I just wish I knew what the reason was. What terrible thing did he do?

I can’t bear to look in the mirror again, so I strip off the silk bathrobe and my oversized T-shirt, then I step into the shower. I reach for the hot water and…

How the hell do you turn the shower on?

It doesn’t have a knob, like every other shower in the known universe. It has some sort of computerized control system. There’s a screen, which has the time and little animated graphics of raindrops.
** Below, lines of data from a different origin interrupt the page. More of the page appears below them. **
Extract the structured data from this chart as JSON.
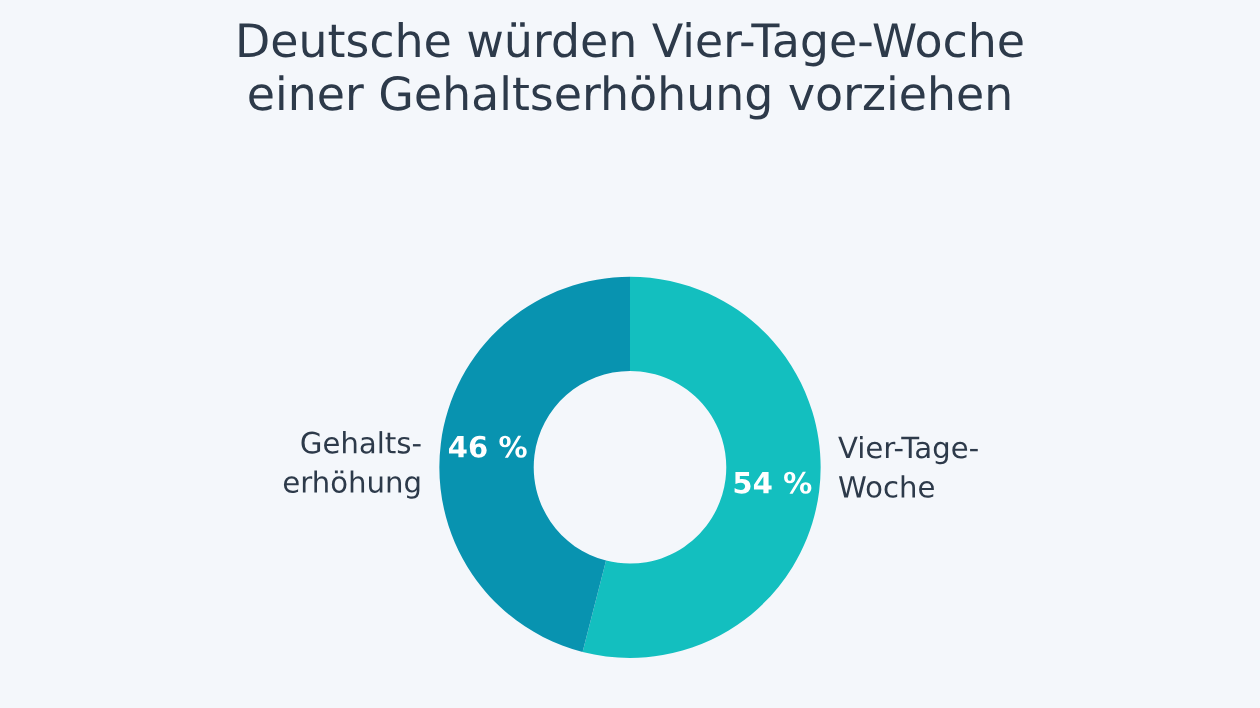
{
  "chart_data": {
    "type": "donut",
    "title": "Deutsche würden Vier-Tage-Woche\neiner Gehaltserhöhung vorziehen",
    "categories": [
      "Vier-Tage-\nWoche",
      "Gehalts-\nerhöhung"
    ],
    "values": [
      54,
      46
    ],
    "colors": [
      "#13bfbf",
      "#0893b0"
    ],
    "value_labels": [
      "54 %",
      "46 %"
    ]
  }
}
Then several buttons to the right, but no label saying what any of the buttons do! One has an up arrow, one has a down arrow, one has the number one on it…

Oh God, I really do need help to take a shower.

I punch a couple of the buttons, hoping something will happen. There is a disturbing whirring noise coming from the plumbing, then all of a sudden, spicules of ice-cold water rain down on me. I scream and back away, panicked.

What is wrong with this stupid shower? Why would I install something so ridiculous?